Beverly White and Edwin Calderon
Parents found out more Thursday night about a problem facing one of the city's oldest schools, San Rafael Elementary in Pasadena, which was recently discovered to sit atop four earthquake fault lines. Beverly White reports for the NBC4 News at 11 p.m. on May 17, 2012.
Built in 1918, San Rafael Elementary School is one of the oldest schools in the San Gabriel Valley.
It has a language immersion program that is sought out by many parents, but now parents and students know the school is sitting on four fault lines.
If the state affirms the existence of four fault lines beneath the school, families learned at a meeting Thursday night about options for the future, including rebuilding the school or relocating the students.
"I can understand their fear," said parent Mercedes Navarro. "The kids are fearful now. They understand something is going on."
Other neighbors believe San Rafael's days are numbered.
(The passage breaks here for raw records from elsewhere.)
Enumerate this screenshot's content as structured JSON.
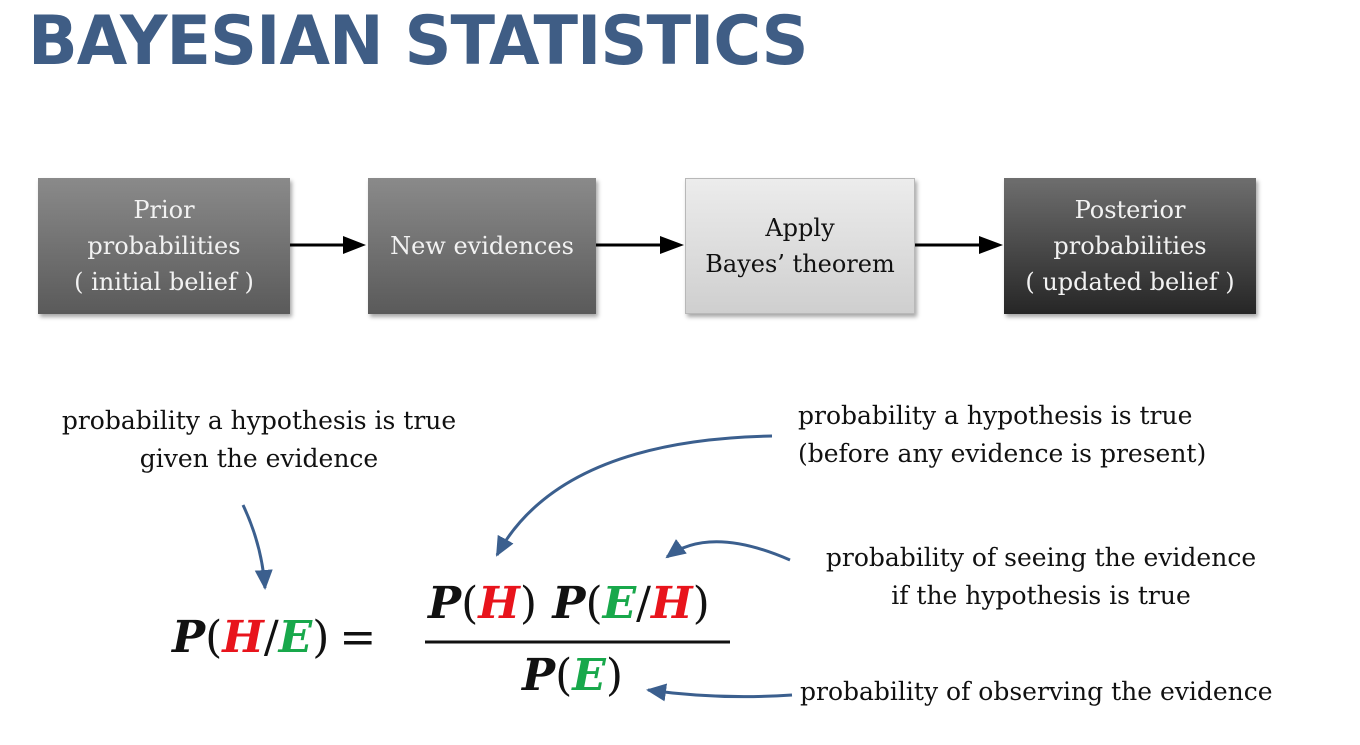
{
  "title": "BAYESIAN STATISTICS",
  "flow": {
    "steps": [
      {
        "lines": [
          "Prior",
          "probabilities",
          "( initial belief )"
        ]
      },
      {
        "lines": [
          "New evidences"
        ]
      },
      {
        "lines": [
          "Apply",
          "Bayes’ theorem"
        ]
      },
      {
        "lines": [
          "Posterior",
          "probabilities",
          "( updated belief )"
        ]
      }
    ]
  },
  "annotations": {
    "posterior": [
      "probability a hypothesis is true",
      "given the evidence"
    ],
    "prior": [
      "probability a hypothesis is true",
      "(before any evidence is present)"
    ],
    "likelihood": [
      "probability of seeing the evidence",
      "if the hypothesis is true"
    ],
    "evidence": [
      "probability of observing the evidence"
    ]
  },
  "formula": {
    "p": "P",
    "h": "H",
    "e": "E",
    "slash": "/",
    "open": "(",
    "close": ")",
    "equals": "="
  },
  "colors": {
    "title": "#3f5d85",
    "hypothesis": "#e8141c",
    "evidence": "#18a84b",
    "arrow_curve": "#3b5f8e"
  }
}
One former San Rafael parent has a unique perspective: Dr. Lucy Jones works for the U.S. Geological Survey, and is one of the world's foremost experts on seismology.
"This is a way to look at how the state has handled this issue," Jones said. "We don't want to put our kids at risk in a school. And so you don't make 'em tear down the school immediately but you don't go and build a new school once you know that the fault is there."
The superintendent said the school board is still in research mode.
"If we had already made a decision in private, it would undermine the whole process of gathering public input on the options available to us," said Dr. Jon Gundry. "It simply hasn't happened."